Monthly Archives: January 2024

PostgresBuild 2021 Session Highlights: Dr. Michael Stonebraker on Maximizing Database Application Performance


Among everything we do and talk about in our space, one thing is crystal clear—all of the technology and methodologies that exist serve one purpose: to support distinct businesses. Industries include e-commerce,  banking, insurance, manufacturing, telecommunications, and everything in between. This leads us to my main focus points in this article.
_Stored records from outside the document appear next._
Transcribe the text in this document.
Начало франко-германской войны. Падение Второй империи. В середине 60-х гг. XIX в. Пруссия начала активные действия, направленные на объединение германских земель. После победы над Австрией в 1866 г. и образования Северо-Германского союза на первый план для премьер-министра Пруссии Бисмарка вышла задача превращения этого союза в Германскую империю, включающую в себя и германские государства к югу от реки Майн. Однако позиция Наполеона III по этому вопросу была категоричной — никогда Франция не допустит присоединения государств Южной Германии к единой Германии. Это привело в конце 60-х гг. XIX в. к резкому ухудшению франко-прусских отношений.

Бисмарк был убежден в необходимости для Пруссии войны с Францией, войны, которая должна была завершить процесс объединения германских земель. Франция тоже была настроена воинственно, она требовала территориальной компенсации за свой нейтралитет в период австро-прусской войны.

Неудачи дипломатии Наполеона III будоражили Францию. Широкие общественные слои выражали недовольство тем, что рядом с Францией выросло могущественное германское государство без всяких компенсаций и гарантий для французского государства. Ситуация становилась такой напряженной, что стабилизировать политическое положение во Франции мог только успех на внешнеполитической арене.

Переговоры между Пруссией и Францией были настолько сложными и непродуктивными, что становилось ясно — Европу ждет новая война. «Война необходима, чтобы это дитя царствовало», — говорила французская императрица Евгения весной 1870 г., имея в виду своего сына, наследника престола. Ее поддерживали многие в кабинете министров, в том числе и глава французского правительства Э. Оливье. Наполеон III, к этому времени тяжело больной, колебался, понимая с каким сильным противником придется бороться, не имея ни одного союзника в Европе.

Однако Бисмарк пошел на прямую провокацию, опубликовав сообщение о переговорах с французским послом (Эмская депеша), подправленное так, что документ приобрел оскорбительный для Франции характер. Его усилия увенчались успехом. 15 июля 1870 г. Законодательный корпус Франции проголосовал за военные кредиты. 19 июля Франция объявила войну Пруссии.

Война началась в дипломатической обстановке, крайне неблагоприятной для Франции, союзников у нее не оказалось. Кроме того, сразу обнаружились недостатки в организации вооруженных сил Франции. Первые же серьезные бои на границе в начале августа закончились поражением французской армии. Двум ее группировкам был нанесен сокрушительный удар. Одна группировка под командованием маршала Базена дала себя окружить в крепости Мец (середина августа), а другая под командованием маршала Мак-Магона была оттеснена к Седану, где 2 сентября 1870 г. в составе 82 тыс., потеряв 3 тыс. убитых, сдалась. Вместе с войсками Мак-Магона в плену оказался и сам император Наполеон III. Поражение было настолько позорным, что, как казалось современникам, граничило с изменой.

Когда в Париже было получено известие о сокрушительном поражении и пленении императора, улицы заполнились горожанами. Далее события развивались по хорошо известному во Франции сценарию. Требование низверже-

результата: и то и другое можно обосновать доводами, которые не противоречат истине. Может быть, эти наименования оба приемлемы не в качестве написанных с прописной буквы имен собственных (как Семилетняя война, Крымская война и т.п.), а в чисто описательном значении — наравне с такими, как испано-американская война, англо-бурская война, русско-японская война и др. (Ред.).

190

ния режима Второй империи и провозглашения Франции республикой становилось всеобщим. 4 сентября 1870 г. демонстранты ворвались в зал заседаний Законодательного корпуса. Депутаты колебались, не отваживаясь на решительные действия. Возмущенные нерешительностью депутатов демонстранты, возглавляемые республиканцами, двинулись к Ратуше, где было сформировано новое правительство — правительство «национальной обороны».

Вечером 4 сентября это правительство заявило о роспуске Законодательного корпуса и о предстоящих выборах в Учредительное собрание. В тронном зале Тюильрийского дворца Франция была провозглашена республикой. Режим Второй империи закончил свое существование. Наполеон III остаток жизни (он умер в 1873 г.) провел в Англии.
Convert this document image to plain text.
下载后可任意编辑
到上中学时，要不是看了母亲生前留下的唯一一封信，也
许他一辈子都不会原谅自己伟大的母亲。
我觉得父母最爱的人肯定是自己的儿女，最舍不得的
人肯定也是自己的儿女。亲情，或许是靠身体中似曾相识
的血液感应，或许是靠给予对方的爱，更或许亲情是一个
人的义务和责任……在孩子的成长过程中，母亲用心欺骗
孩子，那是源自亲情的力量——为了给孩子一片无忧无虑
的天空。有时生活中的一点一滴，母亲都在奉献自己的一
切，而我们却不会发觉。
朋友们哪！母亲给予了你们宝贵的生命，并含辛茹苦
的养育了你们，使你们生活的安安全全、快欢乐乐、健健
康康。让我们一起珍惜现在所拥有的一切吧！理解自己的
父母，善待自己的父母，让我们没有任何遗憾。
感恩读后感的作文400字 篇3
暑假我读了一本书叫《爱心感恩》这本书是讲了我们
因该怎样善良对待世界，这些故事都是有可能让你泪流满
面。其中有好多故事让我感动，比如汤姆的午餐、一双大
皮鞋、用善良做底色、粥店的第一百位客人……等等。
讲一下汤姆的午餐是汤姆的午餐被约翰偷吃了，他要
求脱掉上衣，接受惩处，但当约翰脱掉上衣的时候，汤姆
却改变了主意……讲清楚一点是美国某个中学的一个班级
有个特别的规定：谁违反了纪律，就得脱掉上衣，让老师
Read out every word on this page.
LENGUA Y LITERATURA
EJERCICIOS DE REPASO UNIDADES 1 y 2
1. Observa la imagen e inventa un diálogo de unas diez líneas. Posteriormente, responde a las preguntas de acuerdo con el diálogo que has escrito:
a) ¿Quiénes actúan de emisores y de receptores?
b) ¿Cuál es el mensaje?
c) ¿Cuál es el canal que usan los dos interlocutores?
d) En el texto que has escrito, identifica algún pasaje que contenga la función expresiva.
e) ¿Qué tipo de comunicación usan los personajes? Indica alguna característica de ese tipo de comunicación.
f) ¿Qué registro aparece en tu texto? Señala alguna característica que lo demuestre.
Building for business application success

One of the pinnacles of the IT industry is to create applications—applications for business workers, end users, and other applications. Apart from the obvious requirements that the application has to function correctly, two major challenges reign in the space:

  1. The speed required to add new features
  2. The speed at which applications work

These are age-old application development challenges that Dr. Michael Stonebraker addressed, much to my enthusiasm, in his closing keynote at  PostgresBuild 2021. Let us explore this in a little more detail.

Dr. Stonebraker remarked that “[a] cursor interface [to your database] is insanely expensive.” Using a database like Postgres as a storage mechanism to simply store and retrieve data makes no sense. You will get no benefit from all the intelligence that has been programmed in Postgres to help optimize application performance and you will add “insanely expensive” overhead to your application.

There have been multiple attempts to find solutions for this so-called “impedance mismatch,” but none have taken flight thus far. My colleague Hettie Dombrovskaya wrote some interesting papers on this. Let’s also dive in a bit, here.

Applications

For many years, applications have been separated from the databases they use to store, retrieve, and manipulate data. We have grown accustomed to having applications written in specialized platforms and languages to facilitate the need for speed (as mentioned above) and maximize user experience.

Databases

Databases are a logical and practically unstoppable part of applications. Relational databases will fulfill a continuously increasing role in data management. A relational database engine like Postgres is an extremely powerful and versatile platform that gives virtually unlimited possibilities to not only store and retrieve data but also manipulate data—very much so.

Business logic

With the split of where applications live and where data is stored and processed, a development started that was focussed on a further decoupling of these two parts of an application. When writing this, going into all of the individual elements is not part of the objectives at hand.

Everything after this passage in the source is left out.